Sie schüttelte den Kopf, um ihre Lippen war dieser strenge Ausdruck, den ich von meiner Mutter kannte.
„Es ist für das Grab meiner Eltern."
„Das kann jeder sagen." Sie zog einmal kräftig und ich ließ die Kiste durch meine Finger gleiten. Meine Mutter würde bestimmt genauso schauen wie sie, wenn sie wüsste, dass ich mein letztes Geld versoffen hatte. Dass ich das Geld, das eigentlich ihr Geld hätte sein sollen, versoffen hatte und ihnen nicht mal verdammte Blumen für ihr Grab kaufen konnte. Armselig.
„Alles klar", sagte ich, schob die Hände in meine Hosentaschen und drehte mich um. Ich zog mir die Kapuze auf den Kopf und schlurfte die Straße runter.
Ich kam an einem Dönerladen vorbei, der eine Aushilfe suchte und schob die Tür auf. Ein Glöckchen klingelte, dann schlug mir der Geruch von Dönerfleisch und Fett entgegen.
„Almans brauchen wir hier nicht, komm wieder wenn du Döner essen willst", schickte der Inhaber mich davon.
Okay, cool.
Ich trat wieder auf die Straße und setzte meinen Weg fort. Lief zum Heim statt zum Friedhof, denn dort konnte ich auch ohne Blumen aufkreuzen.
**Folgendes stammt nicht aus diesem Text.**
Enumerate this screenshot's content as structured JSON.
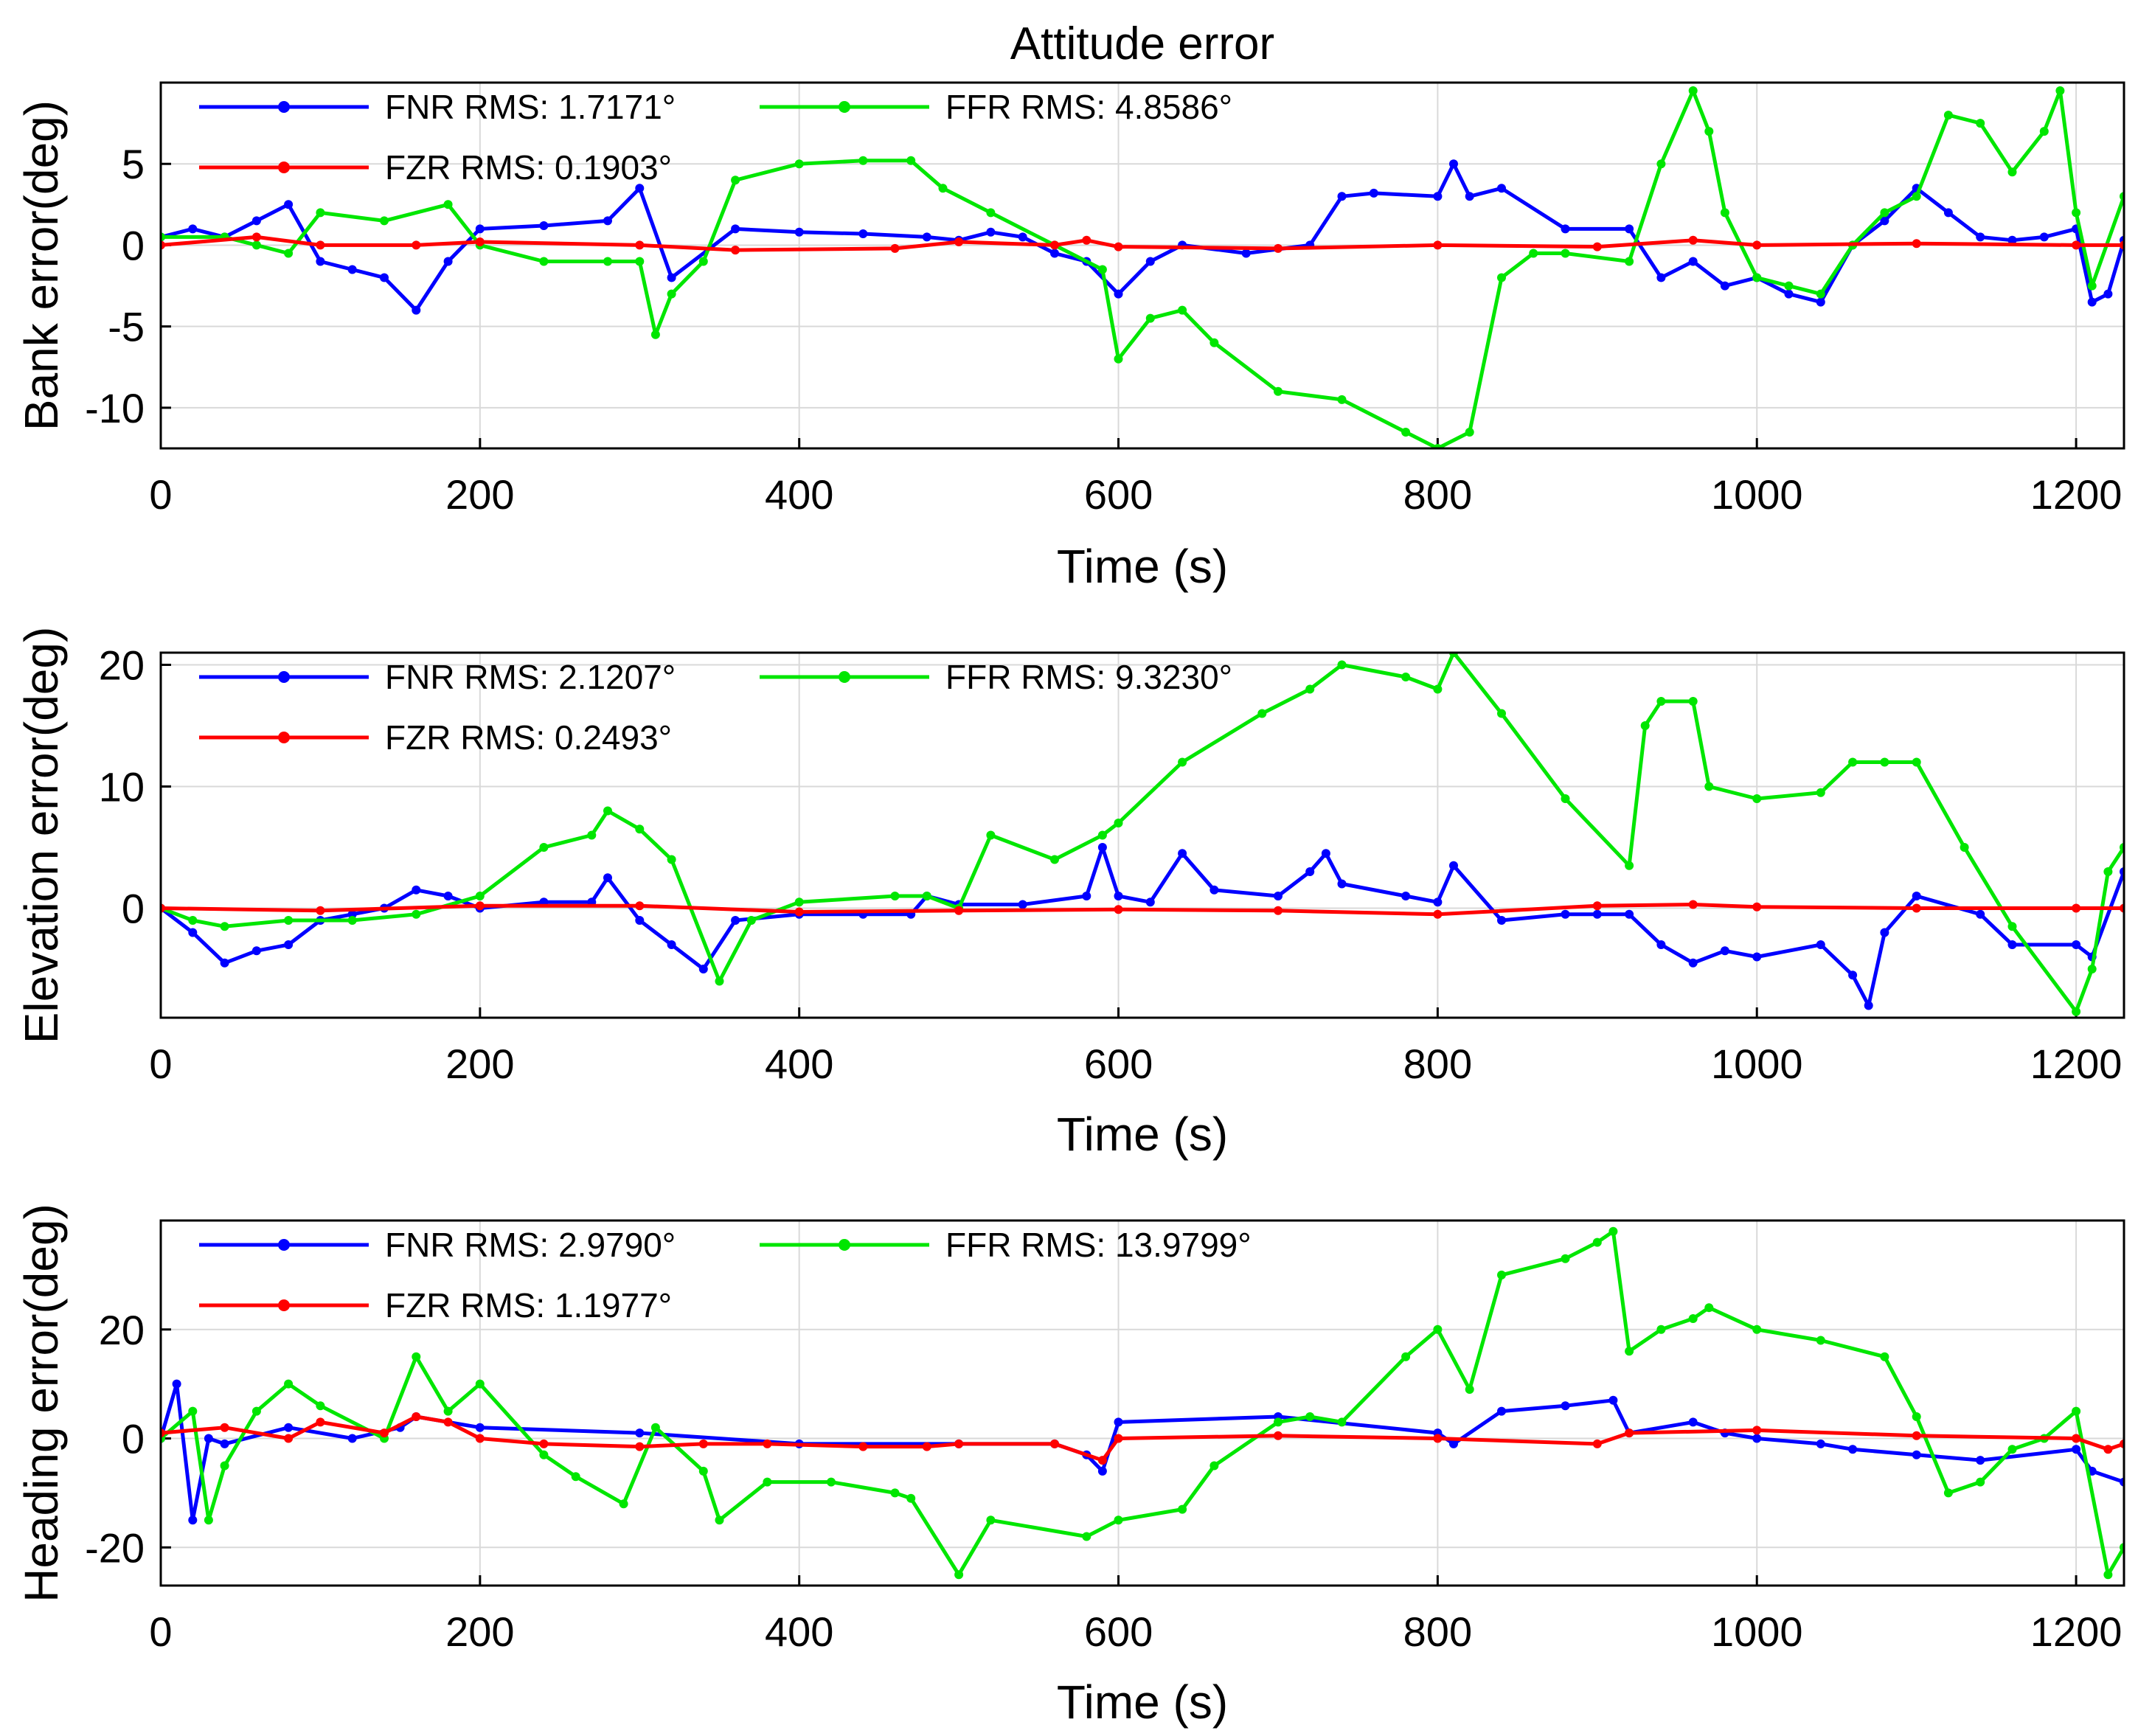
{
  "title": "Attitude error",
  "chart_data": [
    {
      "type": "line",
      "xlabel": "Time (s)",
      "ylabel": "Bank error(deg)",
      "xlim": [
        0,
        1230
      ],
      "ylim": [
        -12.5,
        10
      ],
      "xticks": [
        0,
        200,
        400,
        600,
        800,
        1000,
        1200
      ],
      "yticks": [
        -10,
        -5,
        0,
        5
      ],
      "grid": true,
      "legend_position": "top-left",
      "series": [
        {
          "name": "FNR",
          "legend_label": "FNR RMS: 1.7171°",
          "color": "#0000ff",
          "x": [
            0,
            20,
            40,
            60,
            80,
            100,
            120,
            140,
            160,
            180,
            200,
            240,
            280,
            300,
            320,
            360,
            400,
            440,
            480,
            500,
            520,
            540,
            560,
            580,
            600,
            620,
            640,
            680,
            720,
            740,
            760,
            800,
            810,
            820,
            840,
            880,
            920,
            940,
            960,
            980,
            1000,
            1020,
            1040,
            1060,
            1080,
            1100,
            1120,
            1140,
            1160,
            1180,
            1200,
            1210,
            1220,
            1230
          ],
          "y": [
            0.5,
            1,
            0.5,
            1.5,
            2.5,
            -1,
            -1.5,
            -2,
            -4,
            -1,
            1,
            1.2,
            1.5,
            3.5,
            -2,
            1,
            0.8,
            0.7,
            0.5,
            0.3,
            0.8,
            0.5,
            -0.5,
            -1,
            -3,
            -1,
            0,
            -0.5,
            0,
            3,
            3.2,
            3,
            5,
            3,
            3.5,
            1,
            1,
            -2,
            -1,
            -2.5,
            -2,
            -3,
            -3.5,
            0,
            1.5,
            3.5,
            2,
            0.5,
            0.3,
            0.5,
            1,
            -3.5,
            -3,
            0.3
          ]
        },
        {
          "name": "FFR",
          "legend_label": "FFR RMS: 4.8586°",
          "color": "#00e600",
          "x": [
            0,
            40,
            60,
            80,
            100,
            140,
            180,
            200,
            240,
            280,
            300,
            310,
            320,
            340,
            360,
            400,
            440,
            470,
            490,
            520,
            560,
            590,
            600,
            620,
            640,
            660,
            700,
            740,
            780,
            800,
            820,
            840,
            860,
            880,
            920,
            940,
            960,
            970,
            980,
            1000,
            1020,
            1040,
            1060,
            1080,
            1100,
            1120,
            1140,
            1160,
            1180,
            1190,
            1200,
            1210,
            1230
          ],
          "y": [
            0.5,
            0.5,
            0,
            -0.5,
            2,
            1.5,
            2.5,
            0,
            -1,
            -1,
            -1,
            -5.5,
            -3,
            -1,
            4,
            5,
            5.2,
            5.2,
            3.5,
            2,
            0,
            -1.5,
            -7,
            -4.5,
            -4,
            -6,
            -9,
            -9.5,
            -11.5,
            -12.5,
            -11.5,
            -2,
            -0.5,
            -0.5,
            -1,
            5,
            9.5,
            7,
            2,
            -2,
            -2.5,
            -3,
            0,
            2,
            3,
            8,
            7.5,
            4.5,
            7,
            9.5,
            2,
            -2.5,
            3
          ]
        },
        {
          "name": "FZR",
          "legend_label": "FZR RMS: 0.1903°",
          "color": "#ff0000",
          "x": [
            0,
            60,
            100,
            160,
            200,
            300,
            360,
            460,
            500,
            560,
            580,
            600,
            700,
            800,
            900,
            960,
            1000,
            1100,
            1200,
            1230
          ],
          "y": [
            0,
            0.5,
            0,
            0,
            0.2,
            0,
            -0.3,
            -0.2,
            0.2,
            0,
            0.3,
            -0.1,
            -0.2,
            0,
            -0.1,
            0.3,
            0,
            0.1,
            0,
            0
          ]
        }
      ]
    },
    {
      "type": "line",
      "xlabel": "Time (s)",
      "ylabel": "Elevation error(deg)",
      "xlim": [
        0,
        1230
      ],
      "ylim": [
        -9,
        21
      ],
      "xticks": [
        0,
        200,
        400,
        600,
        800,
        1000,
        1200
      ],
      "yticks": [
        0,
        10,
        20
      ],
      "grid": true,
      "legend_position": "top-left",
      "series": [
        {
          "name": "FNR",
          "legend_label": "FNR RMS: 2.1207°",
          "color": "#0000ff",
          "x": [
            0,
            20,
            40,
            60,
            80,
            100,
            120,
            140,
            160,
            180,
            200,
            240,
            270,
            280,
            300,
            320,
            340,
            360,
            400,
            440,
            470,
            480,
            500,
            540,
            580,
            590,
            600,
            620,
            640,
            660,
            700,
            720,
            730,
            740,
            780,
            800,
            810,
            840,
            880,
            900,
            920,
            940,
            960,
            980,
            1000,
            1040,
            1060,
            1070,
            1080,
            1100,
            1140,
            1160,
            1200,
            1210,
            1230
          ],
          "y": [
            0,
            -2,
            -4.5,
            -3.5,
            -3,
            -1,
            -0.5,
            0,
            1.5,
            1,
            0,
            0.5,
            0.5,
            2.5,
            -1,
            -3,
            -5,
            -1,
            -0.5,
            -0.5,
            -0.5,
            1,
            0.3,
            0.3,
            1,
            5,
            1,
            0.5,
            4.5,
            1.5,
            1,
            3,
            4.5,
            2,
            1,
            0.5,
            3.5,
            -1,
            -0.5,
            -0.5,
            -0.5,
            -3,
            -4.5,
            -3.5,
            -4,
            -3,
            -5.5,
            -8,
            -2,
            1,
            -0.5,
            -3,
            -3,
            -4,
            3
          ]
        },
        {
          "name": "FFR",
          "legend_label": "FFR RMS: 9.3230°",
          "color": "#00e600",
          "x": [
            0,
            20,
            40,
            80,
            120,
            160,
            200,
            240,
            270,
            280,
            300,
            320,
            350,
            370,
            400,
            460,
            480,
            500,
            520,
            560,
            590,
            600,
            640,
            690,
            720,
            740,
            780,
            800,
            810,
            840,
            880,
            920,
            930,
            940,
            960,
            970,
            1000,
            1040,
            1060,
            1080,
            1100,
            1130,
            1160,
            1200,
            1210,
            1220,
            1230
          ],
          "y": [
            0,
            -1,
            -1.5,
            -1,
            -1,
            -0.5,
            1,
            5,
            6,
            8,
            6.5,
            4,
            -6,
            -1,
            0.5,
            1,
            1,
            0,
            6,
            4,
            6,
            7,
            12,
            16,
            18,
            20,
            19,
            18,
            21,
            16,
            9,
            3.5,
            15,
            17,
            17,
            10,
            9,
            9.5,
            12,
            12,
            12,
            5,
            -1.5,
            -8.5,
            -5,
            3,
            5
          ]
        },
        {
          "name": "FZR",
          "legend_label": "FZR RMS: 0.2493°",
          "color": "#ff0000",
          "x": [
            0,
            100,
            200,
            300,
            400,
            500,
            600,
            700,
            800,
            900,
            960,
            1000,
            1100,
            1200,
            1230
          ],
          "y": [
            0,
            -0.2,
            0.2,
            0.2,
            -0.3,
            -0.2,
            -0.1,
            -0.2,
            -0.5,
            0.2,
            0.3,
            0.1,
            0,
            0,
            0
          ]
        }
      ]
    },
    {
      "type": "line",
      "xlabel": "Time (s)",
      "ylabel": "Heading error(deg)",
      "xlim": [
        0,
        1230
      ],
      "ylim": [
        -27,
        40
      ],
      "xticks": [
        0,
        200,
        400,
        600,
        800,
        1000,
        1200
      ],
      "yticks": [
        -20,
        0,
        20
      ],
      "grid": true,
      "legend_position": "top-left",
      "series": [
        {
          "name": "FNR",
          "legend_label": "FNR RMS: 2.9790°",
          "color": "#0000ff",
          "x": [
            0,
            10,
            20,
            30,
            40,
            80,
            120,
            150,
            160,
            200,
            300,
            400,
            500,
            560,
            580,
            590,
            600,
            700,
            800,
            810,
            840,
            880,
            910,
            920,
            960,
            980,
            1000,
            1040,
            1060,
            1100,
            1140,
            1200,
            1210,
            1230
          ],
          "y": [
            0,
            10,
            -15,
            0,
            -1,
            2,
            0,
            2,
            4,
            2,
            1,
            -1,
            -1,
            -1,
            -3,
            -6,
            3,
            4,
            1,
            -1,
            5,
            6,
            7,
            1,
            3,
            1,
            0,
            -1,
            -2,
            -3,
            -4,
            -2,
            -6,
            -8
          ]
        },
        {
          "name": "FFR",
          "legend_label": "FFR RMS: 13.9799°",
          "color": "#00e600",
          "x": [
            0,
            20,
            30,
            40,
            60,
            80,
            100,
            140,
            160,
            180,
            200,
            240,
            260,
            290,
            310,
            340,
            350,
            380,
            420,
            460,
            470,
            500,
            520,
            580,
            600,
            640,
            660,
            700,
            720,
            740,
            780,
            800,
            820,
            840,
            880,
            900,
            910,
            920,
            940,
            960,
            970,
            1000,
            1040,
            1080,
            1100,
            1120,
            1140,
            1160,
            1180,
            1200,
            1220,
            1230
          ],
          "y": [
            0,
            5,
            -15,
            -5,
            5,
            10,
            6,
            0,
            15,
            5,
            10,
            -3,
            -7,
            -12,
            2,
            -6,
            -15,
            -8,
            -8,
            -10,
            -11,
            -25,
            -15,
            -18,
            -15,
            -13,
            -5,
            3,
            4,
            3,
            15,
            20,
            9,
            30,
            33,
            36,
            38,
            16,
            20,
            22,
            24,
            20,
            18,
            15,
            4,
            -10,
            -8,
            -2,
            0,
            5,
            -25,
            -20
          ]
        },
        {
          "name": "FZR",
          "legend_label": "FZR RMS: 1.1977°",
          "color": "#ff0000",
          "x": [
            0,
            40,
            80,
            100,
            140,
            160,
            180,
            200,
            240,
            300,
            340,
            380,
            440,
            480,
            500,
            560,
            590,
            600,
            700,
            800,
            900,
            920,
            1000,
            1100,
            1200,
            1220,
            1230
          ],
          "y": [
            1,
            2,
            0,
            3,
            1,
            4,
            3,
            0,
            -1,
            -1.5,
            -1,
            -1,
            -1.5,
            -1.5,
            -1,
            -1,
            -4,
            0,
            0.5,
            0,
            -1,
            1,
            1.5,
            0.5,
            0,
            -2,
            -1
          ]
        }
      ]
    }
  ]
}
Ich fand Marek in seinem Zimmer.
„Ey, was geht", sagte ich und begrüßte ihn mit einem Handschlag, ehe ich mich auf das Bett seines Zimmernachbarn setzte, der ausgeflogen war.
„Nix, wie immer", sagte Marek und legte den Comic beiseite, in dem er gelesen hatte.
„Läuft", sagte ich und nickte. „Hast du Kohle übrig?"
„Sollte nicht eigentlich ich dich das fragen?", lachte Marek und setzte sich an die Bettkante. „Du bist jetzt der Erwachsene in der Familie."
„Ich bin alles, aber nicht erwachsen", lachte ich.
„Wofür brauchst du die Kohle denn? Ich geb dir nichts für Drogen."
„Nee." Ich schüttelte den Kopf. „Ich will Blumen kaufen. Für Mamas und Papas Grab."
„Und wieso hast du nichts?"
„Wieso wohl? Weil ich alles für Drogen ausgegeben habe, das war dir doch eh klar."
„Ja, aber ich will's eben aus deinem Mund hören. Vielleicht kommst du irgendwann mal auf die Idee, dass das dumm ist."
„Weiß ich schon", sagte ich und schaute ihn auffordernd an.
„Ich hab noch was", sagte er und dann verbrachten wir Quality time zusammen oder so. Wie andere Familien, die zusammen den zwanzig Uhr fünfzehn Film im Fernsehen schauten, gingen wir zurück in den Blumenladen, Marek legte der dummen Kuh das Geld hin und ich nahm die Kiste mit den Stiefmütterchen mit. Ich trug sie zum Grab unserer Eltern, wo wir eine kleine Schaufel hinter dem Grabstein hervorholten, die alten, von Schnecken zerfressenen Pflanzen ausbuddelten und die frischen in die Erde setzten. Mit den Fingern drückte ich die lockere Erde fest, während Marek eine leere Bierflasche, die wir ebenfalls hinter dem Stein aufbewahrten, mit Wasser auffüllte und anschließend die Blumen damit goss.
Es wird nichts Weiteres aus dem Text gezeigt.